Bülent Arınç: “Beni fazla zorlamasınlar!.. |
– Bizim siyasete başlamamız, gelişmemiz, güçlenmemiz, belli bir üslup kazanmamız Erbakan Hoca’nın sayesinde olmuştur. Onun için bugün Abdullah Bey’i cumhurbaşkanı yapan, Bülent Bey’i meclis başkanı yapan Sayın Erdoğan’dır derlerse, bunların hepsi bir kenara, bizim hepimizi Erbakan Hoca yetiştirdi. Bizi milletvekili yapan da belediye başkanı yapan da odur.
– Bu kadrolaşma bugün sermayeden yiyor. 20 yıldan bu yana kaliteli, güzel insanlar da yetişmiştir ama bugün bunların büyük kısmı yönetimde veya hükümet etmede sorumlu mevkide değildir.
– Şimdi bu ehliyet ve liyakat konusunda çok büyük sıkıntılar konuşuluyor. Ben de şahidiyim. Bu istisnai kadrolar fazlasıyla çalıştırılıyor. Hatta turnike sistemine geçildi. Sizi alıp başka kadroya veriyor, sizin yerinize başka birini alıyor, onu başka kadroya veriyor. KPSS’den 90 almış insan böyle bir şeye girmiyor ama KPSS’de 50 puanı bile olmayan birisini istisnai kadrodan alıyor.
– Başımı AK Parti’den başka bir partiye çevirmem. AK Parti’de olacağım, cumhurbaşkanımızın yanında, çevresinde olacağım.
– Ona karşı hiçbir zaman rakip olmayacağım diye bir içtihatta bulundum.
– Beni fazla zorlamasınlar. Çünkü içtihatlar zaman zaman değişebilir.
– Biz güzel bir dönem yaşadık, son zamanlarda belki bazı geri gidişler var. 2011’de yüzde 50 oyu sadece AK Parti’nin çekirdeğinden almadık. Şimdi alabilir miyiz? Herhalde alamayız.
– Renklerin hepsi güzeldi ama önce beyaz bozuldu. Beyaz lekelendi mi arkası zaten geliyor, alaca bulaca…
– Elbette bana karşı söylenmiş sözlerden dolayı kendisinden bir helallik dilerim, beklerim. Bu çok önemli çünkü benim için…

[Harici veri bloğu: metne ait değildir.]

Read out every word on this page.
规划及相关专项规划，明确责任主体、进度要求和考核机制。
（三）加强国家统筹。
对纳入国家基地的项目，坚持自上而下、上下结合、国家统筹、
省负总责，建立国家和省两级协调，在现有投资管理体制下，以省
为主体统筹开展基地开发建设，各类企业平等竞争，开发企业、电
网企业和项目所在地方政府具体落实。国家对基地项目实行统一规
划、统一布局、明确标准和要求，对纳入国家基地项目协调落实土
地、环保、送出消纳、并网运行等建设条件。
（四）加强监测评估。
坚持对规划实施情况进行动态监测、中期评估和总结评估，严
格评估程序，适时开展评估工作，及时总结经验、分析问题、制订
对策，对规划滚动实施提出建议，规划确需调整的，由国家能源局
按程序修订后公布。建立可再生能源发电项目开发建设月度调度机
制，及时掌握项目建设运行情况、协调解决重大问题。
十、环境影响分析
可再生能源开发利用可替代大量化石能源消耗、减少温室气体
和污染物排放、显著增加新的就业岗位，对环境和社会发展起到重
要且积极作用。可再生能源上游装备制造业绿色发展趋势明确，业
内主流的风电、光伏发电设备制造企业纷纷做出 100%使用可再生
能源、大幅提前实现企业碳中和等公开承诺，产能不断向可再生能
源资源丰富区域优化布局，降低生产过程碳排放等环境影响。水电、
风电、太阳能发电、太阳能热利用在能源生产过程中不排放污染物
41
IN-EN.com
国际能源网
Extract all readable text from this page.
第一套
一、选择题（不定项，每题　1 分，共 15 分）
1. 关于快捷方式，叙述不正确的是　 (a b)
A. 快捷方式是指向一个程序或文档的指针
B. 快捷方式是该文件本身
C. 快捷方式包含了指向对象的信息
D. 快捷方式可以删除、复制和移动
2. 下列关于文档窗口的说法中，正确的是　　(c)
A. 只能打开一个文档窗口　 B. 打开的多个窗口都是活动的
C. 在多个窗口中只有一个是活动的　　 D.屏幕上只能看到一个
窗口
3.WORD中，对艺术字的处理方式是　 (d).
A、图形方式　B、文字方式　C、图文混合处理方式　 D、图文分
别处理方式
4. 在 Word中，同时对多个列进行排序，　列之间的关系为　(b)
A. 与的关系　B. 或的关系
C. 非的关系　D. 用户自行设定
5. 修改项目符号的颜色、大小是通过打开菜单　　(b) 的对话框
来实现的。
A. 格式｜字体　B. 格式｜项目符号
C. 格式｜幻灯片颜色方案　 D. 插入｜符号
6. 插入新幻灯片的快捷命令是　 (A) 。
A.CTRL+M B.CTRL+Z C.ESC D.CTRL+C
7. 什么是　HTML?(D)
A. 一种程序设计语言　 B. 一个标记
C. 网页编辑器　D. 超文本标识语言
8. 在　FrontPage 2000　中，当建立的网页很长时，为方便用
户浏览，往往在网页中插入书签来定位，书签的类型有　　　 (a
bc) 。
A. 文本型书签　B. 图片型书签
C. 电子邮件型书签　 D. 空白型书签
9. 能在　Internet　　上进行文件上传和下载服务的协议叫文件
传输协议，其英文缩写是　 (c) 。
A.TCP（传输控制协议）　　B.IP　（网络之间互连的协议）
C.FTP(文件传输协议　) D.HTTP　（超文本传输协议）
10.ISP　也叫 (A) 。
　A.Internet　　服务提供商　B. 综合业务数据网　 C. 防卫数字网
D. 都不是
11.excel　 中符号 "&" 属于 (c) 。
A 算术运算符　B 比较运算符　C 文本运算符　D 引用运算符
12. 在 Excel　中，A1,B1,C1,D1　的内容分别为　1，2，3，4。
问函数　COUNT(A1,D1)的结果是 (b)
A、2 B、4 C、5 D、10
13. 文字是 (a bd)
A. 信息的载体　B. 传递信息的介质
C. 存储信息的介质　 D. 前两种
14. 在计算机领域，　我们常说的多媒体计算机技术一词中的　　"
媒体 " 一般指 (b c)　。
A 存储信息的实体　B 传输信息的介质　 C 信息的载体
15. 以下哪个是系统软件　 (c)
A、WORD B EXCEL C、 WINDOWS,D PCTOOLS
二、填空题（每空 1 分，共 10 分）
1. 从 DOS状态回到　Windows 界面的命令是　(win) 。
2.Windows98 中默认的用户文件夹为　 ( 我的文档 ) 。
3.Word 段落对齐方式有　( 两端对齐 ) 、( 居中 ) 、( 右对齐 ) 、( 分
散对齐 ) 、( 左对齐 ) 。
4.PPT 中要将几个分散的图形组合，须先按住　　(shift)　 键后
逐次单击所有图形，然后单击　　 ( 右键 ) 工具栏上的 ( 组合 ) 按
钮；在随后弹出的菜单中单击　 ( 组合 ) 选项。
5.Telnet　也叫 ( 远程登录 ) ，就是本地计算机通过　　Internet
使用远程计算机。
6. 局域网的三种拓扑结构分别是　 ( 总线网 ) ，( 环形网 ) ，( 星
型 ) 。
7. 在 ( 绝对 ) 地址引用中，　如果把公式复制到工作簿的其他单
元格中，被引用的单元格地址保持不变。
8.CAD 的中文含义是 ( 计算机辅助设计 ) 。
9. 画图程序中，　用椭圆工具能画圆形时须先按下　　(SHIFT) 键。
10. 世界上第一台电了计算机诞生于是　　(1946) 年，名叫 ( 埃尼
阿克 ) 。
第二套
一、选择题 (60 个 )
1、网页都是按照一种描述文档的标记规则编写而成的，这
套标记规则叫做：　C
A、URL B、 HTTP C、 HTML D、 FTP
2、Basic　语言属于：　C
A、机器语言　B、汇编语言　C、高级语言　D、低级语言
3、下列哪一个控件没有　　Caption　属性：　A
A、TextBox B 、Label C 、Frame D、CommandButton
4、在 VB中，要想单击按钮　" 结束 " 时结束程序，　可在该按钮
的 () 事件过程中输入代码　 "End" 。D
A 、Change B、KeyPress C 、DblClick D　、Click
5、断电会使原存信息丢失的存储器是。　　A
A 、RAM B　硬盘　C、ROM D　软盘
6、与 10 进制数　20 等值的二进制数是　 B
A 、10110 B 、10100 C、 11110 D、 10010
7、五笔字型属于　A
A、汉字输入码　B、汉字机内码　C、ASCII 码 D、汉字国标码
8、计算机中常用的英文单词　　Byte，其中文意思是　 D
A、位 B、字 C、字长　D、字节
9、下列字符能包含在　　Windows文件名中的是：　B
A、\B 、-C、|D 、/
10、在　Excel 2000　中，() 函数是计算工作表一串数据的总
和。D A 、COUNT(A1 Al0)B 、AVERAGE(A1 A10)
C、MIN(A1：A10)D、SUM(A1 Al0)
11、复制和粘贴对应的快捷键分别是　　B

– Ben onu Bahçeli gibi görmüyorum, Bahçeli geçmişten beri bizim dışımızda bir insan. O ne söylerse onunla başka türlü hesaplaşırız zamanı, zemini geldiğinde.
– Ama ağabey-kardeş ilişkisi içerisinde olan insanlar birbirlerini kırmamalı, birbirlerine sırt çevirmemeli. Bir adam eşkiyaya sahip çıkarken benim kardeş diyebildiğim bir insan bana sahip çıkmazsa ben bundan gücenirim. Bunun da helallik olarak bana dönmesini isterim.
– Birleşik Arap Emirlikleri’nden 10 milyar dolar gelecek diye herkesi karşılıyoruz. Halbuki bu insanlar beş, altı seneden beri Türkiye’deki darbenin finansörü olarak anılmışlardı.
– Buradan dış politikadaki bir gerçeği görmemiz lazım: Ebedi düşmanlıklar yok, ebedi dostluklar da yok, iki tarafın çıkarları var. Bu çıkarlar ne kadar örtüşürse ilişkilerimizi o kadar iyi götürmeliyiz.